Дозорные с вражеских шанцев уже настолько привыкли к нашим объездам, что однажды даже не сочли нужным стрелять в нас, и мы смогли подъехать к укреплениям очень близко. Но на ночь нам не удалось вернуться в штаб-квартиру, и мы были вынуждены искать пристанища около самых форпостов, что было не слишком заманчивым. Потому некоторые из наших товарищей задумали провести ночь в деревне немецких колонистов, которая лежала вдалеке от наших передовых караулов. Однако эти колонисты отказались дать нам приют, потому что селение было видно из Варшавы как на ладони. Поляки могли быстро добраться туда и, пользуясь неожиданностью своего вторжения, поставить под угрозу существование колонии.
Наконец один хозяин решился дать нам, казакам и лошадям приют в амбаре, где мы приготовили себе ужин, поели и удобнейшим образом заснули на мягком сене. Когда мы проснулись, солнце уже давно встало. Проповедник с искажённым от ужаса лицом отпер нам двери сарая. Оказывается, ночью поляки предприняли из Варшавы вылазку, прошли через деревню колонистов и оттеснили наши форпосты на много вёрст назад. Затем, дойдя до самого авангарда русских войск, они повернули назад и вновь прошли через нашу деревню. Всё это мы проспали и пробудились только тогда, когда канонада была уже далеко позади нас.
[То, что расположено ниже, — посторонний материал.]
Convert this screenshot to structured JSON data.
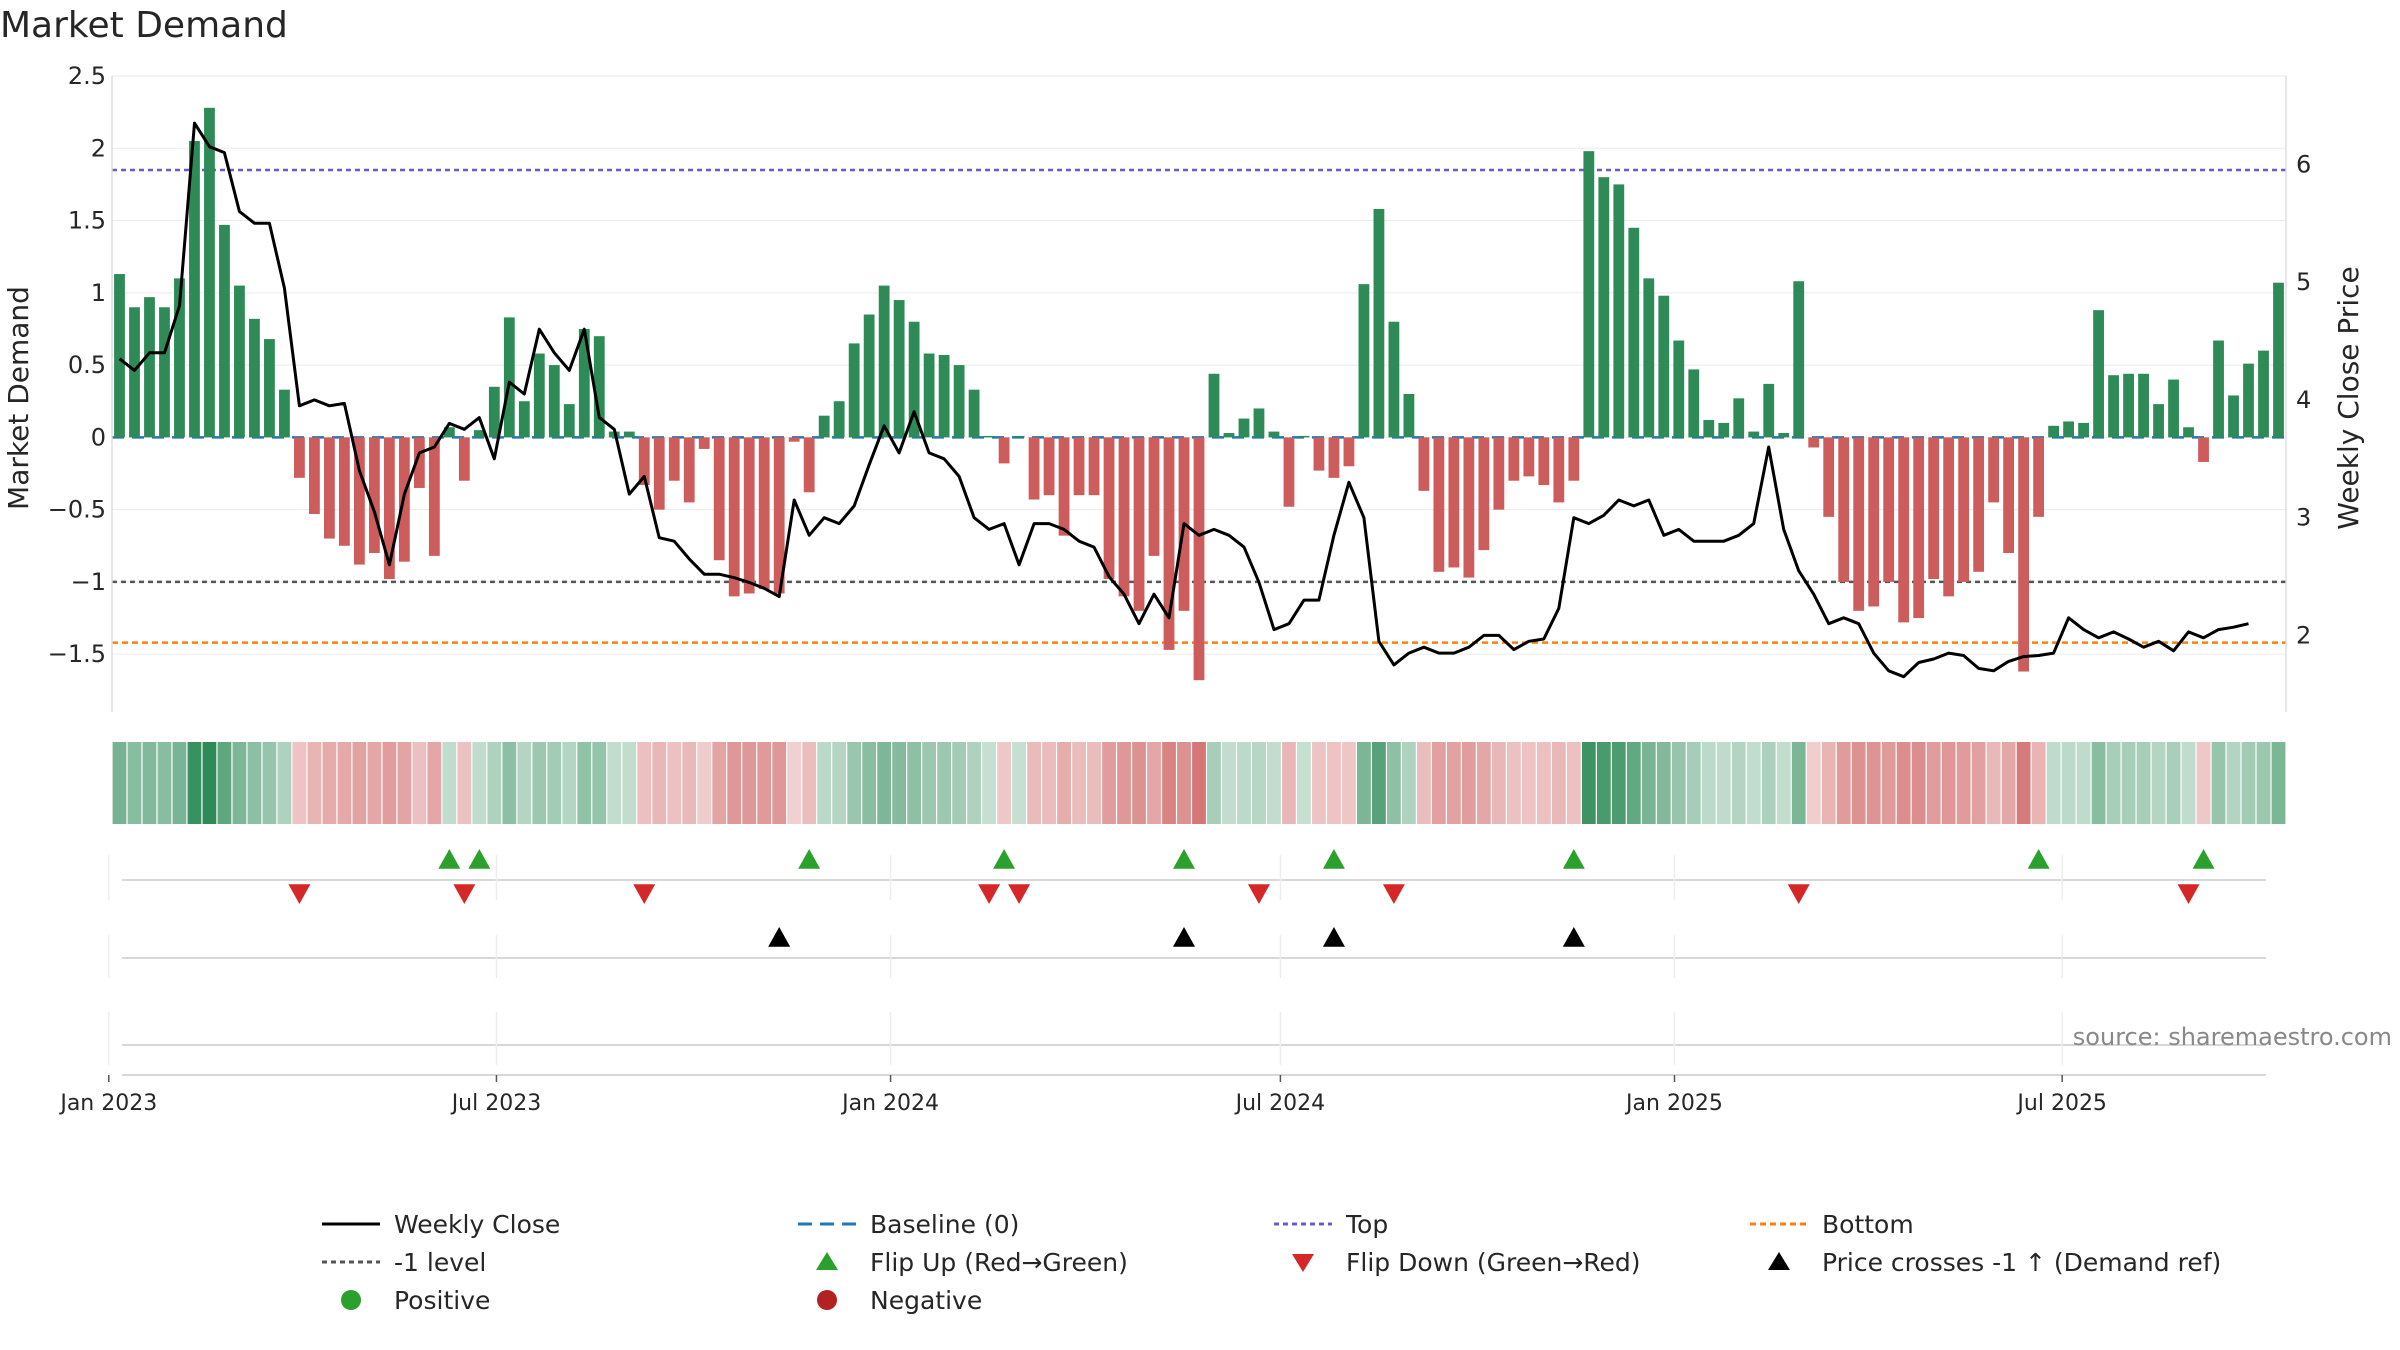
{
  "chart_data": {
    "type": "bar",
    "title": "Market Demand",
    "ylabel": "Market Demand",
    "y2label": "Weekly Close Price",
    "ylim": [
      -1.9,
      2.5
    ],
    "y2lim": [
      1.35,
      6.75
    ],
    "yticks": [
      2.5,
      2,
      1.5,
      1,
      0.5,
      0,
      -0.5,
      -1,
      -1.5
    ],
    "ytick_labels": [
      "2.5",
      "2",
      "1.5",
      "1",
      "0.5",
      "0",
      "−0.5",
      "−1",
      "−1.5"
    ],
    "y2ticks": [
      6,
      5,
      4,
      3,
      2
    ],
    "y2tick_labels": [
      "6",
      "5",
      "4",
      "3",
      "2"
    ],
    "x_start": "2023-01-06",
    "x_end": "2025-09-19",
    "xticks": [
      "2023-01-01",
      "2023-07-01",
      "2024-01-01",
      "2024-07-01",
      "2025-01-01",
      "2025-07-01"
    ],
    "xtick_labels": [
      "Jan 2023",
      "Jul 2023",
      "Jan 2024",
      "Jul 2024",
      "Jan 2025",
      "Jul 2025"
    ],
    "reference_lines": {
      "top": 1.85,
      "minus_one": -1.0,
      "bottom": -1.42,
      "baseline": 0
    },
    "demand": [
      1.13,
      0.9,
      0.97,
      0.9,
      1.1,
      2.05,
      2.28,
      1.47,
      1.05,
      0.82,
      0.68,
      0.33,
      -0.28,
      -0.53,
      -0.7,
      -0.75,
      -0.88,
      -0.8,
      -0.98,
      -0.86,
      -0.35,
      -0.82,
      0.07,
      -0.3,
      0.05,
      0.35,
      0.83,
      0.25,
      0.58,
      0.5,
      0.23,
      0.75,
      0.7,
      0.04,
      0.04,
      -0.33,
      -0.5,
      -0.3,
      -0.45,
      -0.08,
      -0.85,
      -1.1,
      -1.08,
      -1.05,
      -1.08,
      -0.03,
      -0.38,
      0.15,
      0.25,
      0.65,
      0.85,
      1.05,
      0.95,
      0.8,
      0.58,
      0.57,
      0.5,
      0.33,
      0.01,
      -0.18,
      0.01,
      -0.43,
      -0.4,
      -0.68,
      -0.4,
      -0.4,
      -0.98,
      -1.1,
      -1.2,
      -0.82,
      -1.47,
      -1.2,
      -1.68,
      0.44,
      0.03,
      0.13,
      0.2,
      0.04,
      -0.48,
      0.01,
      -0.23,
      -0.28,
      -0.2,
      1.06,
      1.58,
      0.8,
      0.3,
      -0.37,
      -0.93,
      -0.9,
      -0.97,
      -0.78,
      -0.5,
      -0.3,
      -0.27,
      -0.33,
      -0.45,
      -0.3,
      1.98,
      1.8,
      1.75,
      1.45,
      1.1,
      0.98,
      0.67,
      0.47,
      0.12,
      0.1,
      0.27,
      0.04,
      0.37,
      0.03,
      1.08,
      -0.07,
      -0.55,
      -1.0,
      -1.2,
      -1.17,
      -1.0,
      -1.28,
      -1.25,
      -0.98,
      -1.1,
      -1.0,
      -0.93,
      -0.45,
      -0.8,
      -1.62,
      -0.55,
      0.08,
      0.11,
      0.1,
      0.88,
      0.43,
      0.44,
      0.44,
      0.23,
      0.4,
      0.07,
      -0.17,
      0.67,
      0.29,
      0.51,
      0.6,
      1.07
    ],
    "close": [
      4.35,
      4.25,
      4.4,
      4.4,
      4.8,
      6.35,
      6.15,
      6.1,
      5.6,
      5.5,
      5.5,
      4.95,
      3.95,
      4.0,
      3.95,
      3.97,
      3.4,
      3.05,
      2.6,
      3.2,
      3.55,
      3.6,
      3.8,
      3.75,
      3.85,
      3.5,
      4.15,
      4.05,
      4.6,
      4.4,
      4.25,
      4.6,
      3.85,
      3.75,
      3.2,
      3.35,
      2.83,
      2.8,
      2.65,
      2.52,
      2.52,
      2.49,
      2.45,
      2.4,
      2.33,
      3.15,
      2.85,
      3.0,
      2.95,
      3.1,
      3.45,
      3.78,
      3.55,
      3.9,
      3.55,
      3.5,
      3.35,
      3.0,
      2.9,
      2.95,
      2.6,
      2.95,
      2.95,
      2.9,
      2.8,
      2.75,
      2.5,
      2.35,
      2.1,
      2.35,
      2.15,
      2.95,
      2.85,
      2.9,
      2.85,
      2.75,
      2.45,
      2.05,
      2.1,
      2.3,
      2.3,
      2.85,
      3.3,
      3.0,
      1.95,
      1.75,
      1.85,
      1.9,
      1.85,
      1.85,
      1.9,
      2.0,
      2.0,
      1.88,
      1.95,
      1.97,
      2.23,
      3.0,
      2.95,
      3.02,
      3.15,
      3.1,
      3.15,
      2.85,
      2.9,
      2.8,
      2.8,
      2.8,
      2.85,
      2.95,
      3.6,
      2.9,
      2.55,
      2.35,
      2.1,
      2.15,
      2.1,
      1.85,
      1.7,
      1.65,
      1.77,
      1.8,
      1.85,
      1.83,
      1.72,
      1.7,
      1.78,
      1.82,
      1.83,
      1.85,
      2.15,
      2.05,
      1.98,
      2.03,
      1.97,
      1.9,
      1.95,
      1.87,
      2.03,
      1.98,
      2.05,
      2.07,
      2.1
    ],
    "flip_up_indices": [
      22,
      24,
      46,
      59,
      71,
      81,
      97,
      128,
      139
    ],
    "flip_down_indices": [
      12,
      23,
      35,
      58,
      60,
      76,
      85,
      112,
      138
    ],
    "price_cross_indices": [
      44,
      71,
      81,
      97
    ],
    "colors": {
      "positive_bar": "#2e8b57",
      "negative_bar": "#cd5c5c",
      "close_line": "#000000",
      "baseline": "#1f77b4",
      "top": "#6a5acd",
      "bottom": "#ff7f0e",
      "minus_one": "#555555",
      "flip_up": "#2ca02c",
      "flip_down": "#d62728",
      "cross": "#000000",
      "positive_dot": "#2ca02c",
      "negative_dot": "#b22222"
    },
    "legend": [
      {
        "label": "Weekly Close",
        "kind": "line"
      },
      {
        "label": "Baseline (0)",
        "kind": "baseline"
      },
      {
        "label": "Top",
        "kind": "top"
      },
      {
        "label": "Bottom",
        "kind": "bottom"
      },
      {
        "label": "-1 level",
        "kind": "minus_one"
      },
      {
        "label": "Flip Up (Red→Green)",
        "kind": "flip_up"
      },
      {
        "label": "Flip Down (Green→Red)",
        "kind": "flip_down"
      },
      {
        "label": "Price crosses -1 ↑ (Demand ref)",
        "kind": "cross"
      },
      {
        "label": "Positive",
        "kind": "pos_dot"
      },
      {
        "label": "Negative",
        "kind": "neg_dot"
      }
    ],
    "source": "source: sharemaestro.com"
  }
}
Наконец был отдан приказ идти на штурм варшавских укреплений. Паскевич очень волновался. Когда до нас дошло известие о взятии первого маленького вала, он бросился обнимать стоявших рядом генералов, в том числе и графа Толя. В полдень повсюду разнёсся слух о том, что начат штурм Воли, самого важного из укреплённых предместий Варшавы. Паскевич несколько раз перекрестился, будто молясь. Когда же Воля была захвачена, разразилось всеобщее ликование. Фельдмаршал со всеми нами поскакал туда. На повороте дороги нас встретил пушечный залп, от испуга некоторые лошади сбросили своих седоков. Мы приехали в Волю как раз когда Высоцкий[10] со своей батареей попытался достигнуть крепости, но был от неё отрезан и пленён. Оставшиеся в живых защитники Воли, среди которых был и не желавший отступать старый генерал Совинский, бросились в церковь, и начали стрелять по нашим солдатам из-за алтаря. Этим храбрым людям крикнули: «Сдавайтесь!» Но они ответили новым залпом, и их закололи штыками.
9
В оригинале: Ma’fou qui voulez Vous, c'est la guerre! (фр.).
10
Высоцкий Петр (Wysocki) – польский офицер, родился в 1799 году, в ночь на 29 ноября 1830 года подал сигнал к польскому восстанию. Будучи в чине полковника защищал редуты во время штурма Варшавы 26 августа 1831 г. Взятый в плен, он был сослан в Сибирь на каторгу; в 1857 г. помилован. Ум. в 1877 г.